Through the Revolutionary War, Gen. Washington periodically deployed companies of riflemen, such as Morgan and Murphy, as long-range scouts, rangers, skirmishers and snipers, and as a shock force that could, when they were available, provide a powerful overlay to Continental Army regulars and Colonial militia. And in several pivotal moments, the frontier-bred riflemen from places such Pennsylvania, Maryland and Virginia delivered spectacularly, and may even have affected the course of the war and sped the American victory.

Which brings us back to the battlefield at Saratoga, at around 11 a.m. on Oct. 7, 1777.
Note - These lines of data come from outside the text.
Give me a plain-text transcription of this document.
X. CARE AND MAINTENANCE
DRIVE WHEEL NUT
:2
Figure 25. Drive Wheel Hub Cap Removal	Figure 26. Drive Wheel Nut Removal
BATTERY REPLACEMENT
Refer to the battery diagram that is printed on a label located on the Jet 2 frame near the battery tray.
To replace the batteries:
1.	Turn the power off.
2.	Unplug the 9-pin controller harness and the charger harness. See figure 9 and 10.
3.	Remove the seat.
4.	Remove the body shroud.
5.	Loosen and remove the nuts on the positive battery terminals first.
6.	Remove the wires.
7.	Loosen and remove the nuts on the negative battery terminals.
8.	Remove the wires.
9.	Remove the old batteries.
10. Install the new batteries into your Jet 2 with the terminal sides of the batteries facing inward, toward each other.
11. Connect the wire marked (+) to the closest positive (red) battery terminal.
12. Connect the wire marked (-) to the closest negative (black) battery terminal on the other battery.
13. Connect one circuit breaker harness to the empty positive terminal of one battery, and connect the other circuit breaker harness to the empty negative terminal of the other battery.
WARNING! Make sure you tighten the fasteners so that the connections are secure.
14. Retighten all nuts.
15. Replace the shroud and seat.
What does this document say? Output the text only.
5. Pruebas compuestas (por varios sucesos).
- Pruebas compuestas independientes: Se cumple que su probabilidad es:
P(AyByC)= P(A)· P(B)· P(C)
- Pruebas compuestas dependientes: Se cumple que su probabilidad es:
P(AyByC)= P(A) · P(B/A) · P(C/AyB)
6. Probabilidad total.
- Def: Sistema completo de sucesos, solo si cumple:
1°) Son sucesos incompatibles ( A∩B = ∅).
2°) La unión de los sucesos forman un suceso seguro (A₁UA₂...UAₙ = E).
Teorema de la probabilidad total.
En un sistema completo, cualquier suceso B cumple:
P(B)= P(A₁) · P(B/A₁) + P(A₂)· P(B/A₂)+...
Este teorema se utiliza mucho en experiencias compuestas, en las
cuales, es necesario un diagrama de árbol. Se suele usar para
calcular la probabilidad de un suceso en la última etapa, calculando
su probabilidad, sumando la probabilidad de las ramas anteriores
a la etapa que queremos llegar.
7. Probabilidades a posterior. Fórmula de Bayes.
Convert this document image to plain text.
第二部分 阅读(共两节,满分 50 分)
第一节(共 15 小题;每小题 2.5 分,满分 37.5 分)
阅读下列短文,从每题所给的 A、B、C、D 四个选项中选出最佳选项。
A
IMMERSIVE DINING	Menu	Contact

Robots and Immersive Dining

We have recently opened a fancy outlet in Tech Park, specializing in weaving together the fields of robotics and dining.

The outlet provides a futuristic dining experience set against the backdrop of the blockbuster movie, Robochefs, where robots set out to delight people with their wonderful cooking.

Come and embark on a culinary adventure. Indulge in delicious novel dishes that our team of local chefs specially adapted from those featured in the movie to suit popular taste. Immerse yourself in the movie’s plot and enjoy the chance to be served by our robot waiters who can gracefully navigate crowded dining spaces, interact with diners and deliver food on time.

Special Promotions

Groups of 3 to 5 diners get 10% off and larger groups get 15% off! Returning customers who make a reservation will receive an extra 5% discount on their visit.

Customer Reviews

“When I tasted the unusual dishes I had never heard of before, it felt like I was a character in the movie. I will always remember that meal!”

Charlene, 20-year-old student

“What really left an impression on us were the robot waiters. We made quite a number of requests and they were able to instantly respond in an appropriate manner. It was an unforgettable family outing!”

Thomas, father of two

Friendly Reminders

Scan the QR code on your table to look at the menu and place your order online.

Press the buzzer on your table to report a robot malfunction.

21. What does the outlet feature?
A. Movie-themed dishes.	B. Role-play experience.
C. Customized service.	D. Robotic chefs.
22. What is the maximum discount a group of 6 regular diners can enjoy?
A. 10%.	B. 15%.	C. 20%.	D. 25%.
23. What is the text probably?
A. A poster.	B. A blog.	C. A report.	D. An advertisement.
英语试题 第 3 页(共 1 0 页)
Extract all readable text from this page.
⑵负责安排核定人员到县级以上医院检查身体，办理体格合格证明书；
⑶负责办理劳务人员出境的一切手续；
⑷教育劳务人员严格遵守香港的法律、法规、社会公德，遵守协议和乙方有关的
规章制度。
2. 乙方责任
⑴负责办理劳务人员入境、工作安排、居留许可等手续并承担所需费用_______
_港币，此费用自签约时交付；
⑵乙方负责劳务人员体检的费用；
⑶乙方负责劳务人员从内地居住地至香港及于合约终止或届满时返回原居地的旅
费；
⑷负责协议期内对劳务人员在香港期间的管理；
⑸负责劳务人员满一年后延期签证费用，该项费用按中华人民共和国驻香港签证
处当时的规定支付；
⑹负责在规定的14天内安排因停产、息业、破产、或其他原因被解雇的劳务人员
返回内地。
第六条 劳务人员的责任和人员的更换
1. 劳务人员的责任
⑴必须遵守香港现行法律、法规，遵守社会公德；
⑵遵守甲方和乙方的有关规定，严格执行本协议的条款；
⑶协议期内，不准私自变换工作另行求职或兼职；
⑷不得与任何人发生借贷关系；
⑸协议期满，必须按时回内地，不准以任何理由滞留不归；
Sgt. Timothy Murphy’s third shot found its target. It squarely hit British Gen. Simon Fraser in his belly, who probably never dreamed he was in danger of being shot from so far away, at least not 300 yards. Murphy’s bullet created one of the most painful of battle injuries, a stomach wound. As he lay dying, Fraser spoke of seeing the American rifleman who shot him, far off in the distance.

When they saw their leader fall and get dragged off the battlefield, British troops panicked, broke ranks and soon fell back in retreat. The tide of battle was reversed. The loss of Gen. Fraser, explained his boss, Gen. Burgoyne, “helped to turn the fate of the day.” Ten days later, he and 6,000 British troops surrendered to the Americans, handing them a spectacular victory.

I like to think of my ancestor, Sam Houston, standing beside Morgan, Murphy and the other American riflemen, proudly clutching their longrifles as they watched the redcoats surrender. It’s recorded that the Americans graciously treated the defeated British officers to a delicious feast to show their honor. If my seventh great-grand-daddy was part of the festivities and if his appetite was anything like mine, I’ll bet he had a prime spot in the chow line.

The American triumph at Saratoga, the first time the rebels beat the British in a set-piece battle, stopped the British plan to sever the rebellious Colonies in two. And in Paris, the French ministers of government were so impressed that they soon decided to formally enter the war on the American side, a development most historians now believe meant that from that moment on, in the long run, the war was essentially won, or at least the chances of defeat were radically reduced.